Mais dès qu’on avait les images, on les prenait, on les montait et on les mettait en boucle, de manière à avoir des images en permanence commentées dans différentes langues.
Autre choix qui s’est avéré payant, d’ailleurs : on n'a pas simplement commenté en français et en anglais, mais aussi en espagnol. Si on voulait attirer un maximum de monde, il fallait aussi, un maximum de langages. On a ensuite ajouté le chinois, le japonais, l'italien, puis le thaïlandais, en gros partout où il y a des communautés de coureurs.
Puis, avec les années nous nous sommes équipés de drones, et avons recruté des coureurs et de vététistes qui nous permettent de suivre les concurrents à peu près sur tous les parcours. Une des sociétés de production avec lesquelles on travaille a même créé un sac spécial pour pouvoir diffuser nos images par 4G et 5G vers la régie.
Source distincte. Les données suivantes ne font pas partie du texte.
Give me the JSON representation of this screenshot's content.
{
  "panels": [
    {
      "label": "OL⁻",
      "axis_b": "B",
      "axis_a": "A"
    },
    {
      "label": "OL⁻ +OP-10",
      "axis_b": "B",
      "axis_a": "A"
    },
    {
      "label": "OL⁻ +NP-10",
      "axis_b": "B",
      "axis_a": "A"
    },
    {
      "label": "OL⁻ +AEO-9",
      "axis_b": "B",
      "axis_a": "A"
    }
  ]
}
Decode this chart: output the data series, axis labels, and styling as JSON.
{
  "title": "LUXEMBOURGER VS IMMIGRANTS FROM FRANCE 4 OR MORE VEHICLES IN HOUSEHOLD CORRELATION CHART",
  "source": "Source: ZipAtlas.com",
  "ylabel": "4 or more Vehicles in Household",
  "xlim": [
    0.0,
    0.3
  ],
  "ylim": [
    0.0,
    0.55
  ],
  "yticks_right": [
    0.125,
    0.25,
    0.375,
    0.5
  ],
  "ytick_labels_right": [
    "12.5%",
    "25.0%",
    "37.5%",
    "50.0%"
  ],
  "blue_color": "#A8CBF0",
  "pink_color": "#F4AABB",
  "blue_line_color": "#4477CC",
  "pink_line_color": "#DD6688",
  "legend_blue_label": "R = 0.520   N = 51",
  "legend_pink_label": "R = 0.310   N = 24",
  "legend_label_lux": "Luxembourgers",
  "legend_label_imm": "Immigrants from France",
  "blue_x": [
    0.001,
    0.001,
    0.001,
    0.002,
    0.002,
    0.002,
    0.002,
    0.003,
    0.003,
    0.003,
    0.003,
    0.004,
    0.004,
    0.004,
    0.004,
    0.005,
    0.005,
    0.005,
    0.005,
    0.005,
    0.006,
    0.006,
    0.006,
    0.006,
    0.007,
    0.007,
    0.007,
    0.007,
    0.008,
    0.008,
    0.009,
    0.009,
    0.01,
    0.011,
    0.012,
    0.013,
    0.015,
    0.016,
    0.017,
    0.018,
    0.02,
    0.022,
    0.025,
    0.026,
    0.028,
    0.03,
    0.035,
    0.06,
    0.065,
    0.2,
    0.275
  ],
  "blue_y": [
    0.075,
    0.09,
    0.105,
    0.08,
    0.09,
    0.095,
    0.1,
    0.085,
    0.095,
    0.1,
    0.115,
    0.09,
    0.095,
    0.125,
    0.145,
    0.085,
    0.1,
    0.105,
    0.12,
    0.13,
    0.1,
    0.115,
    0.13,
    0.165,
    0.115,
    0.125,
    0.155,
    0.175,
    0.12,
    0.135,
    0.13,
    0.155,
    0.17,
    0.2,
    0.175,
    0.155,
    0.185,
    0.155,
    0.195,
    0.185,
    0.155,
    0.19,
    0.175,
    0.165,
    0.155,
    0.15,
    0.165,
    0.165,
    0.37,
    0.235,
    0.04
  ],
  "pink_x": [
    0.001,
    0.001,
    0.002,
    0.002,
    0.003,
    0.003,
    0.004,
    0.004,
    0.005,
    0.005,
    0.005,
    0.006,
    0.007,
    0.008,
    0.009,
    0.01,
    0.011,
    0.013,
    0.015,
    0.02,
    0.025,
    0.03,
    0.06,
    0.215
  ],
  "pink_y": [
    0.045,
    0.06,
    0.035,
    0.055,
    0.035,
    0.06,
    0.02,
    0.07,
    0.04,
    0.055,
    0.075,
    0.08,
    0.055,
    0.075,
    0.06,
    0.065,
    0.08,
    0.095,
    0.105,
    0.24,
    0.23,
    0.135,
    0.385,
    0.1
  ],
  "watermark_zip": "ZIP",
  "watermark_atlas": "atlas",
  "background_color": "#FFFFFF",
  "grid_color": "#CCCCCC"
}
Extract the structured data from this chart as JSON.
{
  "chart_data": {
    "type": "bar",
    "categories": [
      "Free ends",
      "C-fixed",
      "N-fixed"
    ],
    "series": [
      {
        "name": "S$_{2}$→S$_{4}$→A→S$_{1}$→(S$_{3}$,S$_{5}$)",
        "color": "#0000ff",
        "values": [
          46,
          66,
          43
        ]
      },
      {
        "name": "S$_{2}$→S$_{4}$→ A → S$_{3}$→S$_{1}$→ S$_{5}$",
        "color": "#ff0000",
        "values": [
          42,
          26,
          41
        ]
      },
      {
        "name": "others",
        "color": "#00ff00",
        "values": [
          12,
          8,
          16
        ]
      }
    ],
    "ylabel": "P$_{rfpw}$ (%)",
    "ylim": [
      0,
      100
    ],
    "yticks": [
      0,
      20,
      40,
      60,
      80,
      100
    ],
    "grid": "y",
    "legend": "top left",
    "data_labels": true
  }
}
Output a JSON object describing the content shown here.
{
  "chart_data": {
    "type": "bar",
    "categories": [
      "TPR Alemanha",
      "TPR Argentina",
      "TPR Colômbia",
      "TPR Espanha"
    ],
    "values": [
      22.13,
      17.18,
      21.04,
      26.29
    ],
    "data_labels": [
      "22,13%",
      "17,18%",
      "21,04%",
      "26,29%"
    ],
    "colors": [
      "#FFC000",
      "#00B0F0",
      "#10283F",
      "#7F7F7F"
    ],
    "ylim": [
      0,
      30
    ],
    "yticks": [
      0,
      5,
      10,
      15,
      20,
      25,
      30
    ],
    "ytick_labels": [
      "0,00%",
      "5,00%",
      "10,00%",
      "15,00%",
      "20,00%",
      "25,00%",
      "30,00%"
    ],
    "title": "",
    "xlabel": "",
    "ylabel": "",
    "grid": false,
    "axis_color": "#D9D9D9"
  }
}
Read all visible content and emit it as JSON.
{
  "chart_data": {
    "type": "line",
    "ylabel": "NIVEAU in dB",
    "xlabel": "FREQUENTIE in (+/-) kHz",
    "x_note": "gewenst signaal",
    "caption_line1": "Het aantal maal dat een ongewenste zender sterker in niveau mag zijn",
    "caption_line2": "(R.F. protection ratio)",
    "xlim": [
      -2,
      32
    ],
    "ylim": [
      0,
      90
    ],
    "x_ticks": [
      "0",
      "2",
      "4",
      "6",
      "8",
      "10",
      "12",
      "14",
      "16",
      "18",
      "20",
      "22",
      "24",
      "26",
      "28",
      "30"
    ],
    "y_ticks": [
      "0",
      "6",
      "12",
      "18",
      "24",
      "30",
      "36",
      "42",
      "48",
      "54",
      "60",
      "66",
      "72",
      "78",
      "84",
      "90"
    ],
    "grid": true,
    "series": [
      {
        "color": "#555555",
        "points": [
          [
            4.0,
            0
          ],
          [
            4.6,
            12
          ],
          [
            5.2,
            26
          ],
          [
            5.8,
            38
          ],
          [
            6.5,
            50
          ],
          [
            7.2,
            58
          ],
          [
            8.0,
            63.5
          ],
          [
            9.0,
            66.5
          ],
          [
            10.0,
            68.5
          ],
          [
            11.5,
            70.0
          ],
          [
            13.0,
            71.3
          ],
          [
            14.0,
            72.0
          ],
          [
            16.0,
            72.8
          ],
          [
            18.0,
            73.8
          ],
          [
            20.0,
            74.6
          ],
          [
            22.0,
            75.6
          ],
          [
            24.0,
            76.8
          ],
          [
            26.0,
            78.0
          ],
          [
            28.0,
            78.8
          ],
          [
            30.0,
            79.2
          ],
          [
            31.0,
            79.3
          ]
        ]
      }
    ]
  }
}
Lors des pics de retransmission, nous avons plus de 100 000 spectateurs simultanés.
En 2022, le groupe L'Equipe et l'UTMB Group annonçaient un accord de diffusion de l'UTMB Mont-Blanc. Qu'est-ce qu'a changé ce partenariat ?
Dès le début, nous avons fait un partenariat avec DailyMotion, puis nous nous sommes étendus sur YouTube et Facebook. Lors des pics de retransmission, nous avons plus de 100 000 spectateurs simultanés. Et on est sur 25 millions de vues pendant la semaine de l'événement… cela devient des audiences massives.
En 2022 nous avons pu profiter de la force de l’Equipe, la marque médias de sport n°1 en France avec 42,2 millions de personnes touchées chaque mois. L'Equipe n’est toutefois pas impliqué dans la production vidéo, ils reprennent nos flux qui sont d’une qualité parfaite pour eux. Mais on profite de la notoriété de la marque : lors de la diffusion de la course UTMB, la chaîne L'Equipe c'est 2,9 millions de téléspectateurs.
Avez-vous senti une bascule ?
Je pense que la vraie bascule a été en 2017, avec des audiences qui ont explosé. C'est là où nous avons commencé à dépasser les quinze millions de vidéos vues pendant la semaine. C'était l'année du duel Kilian Jornet/François d'Haene, où il se disait que c'était l'UTMB le plus relevé de l'histoire…
Quels sont les moyens mis en place en 2023 ?
Il y a une vingtaine de coureurs, vététistes, avec leurs accompagnateurs. Souvent, les vététistes savent aussi manier les drones, nous en aurons 3 cette année. Les coureurs, quant à eux, filment avec des GoPro connectées aux sacs dont je parlais plus tôt. Ce sont généralement des anciens coureurs professionnels, comme Sébastien Chaigneau (2e et 3e de l'UTMB en 2009 et 2011, NdlR), accessoirement co-fondateur d'une des sociétés de production avec lesquelles on travaille depuis le début, qui peuvent tenir le choc, notamment sur une OCC, où ça court vraiment vite.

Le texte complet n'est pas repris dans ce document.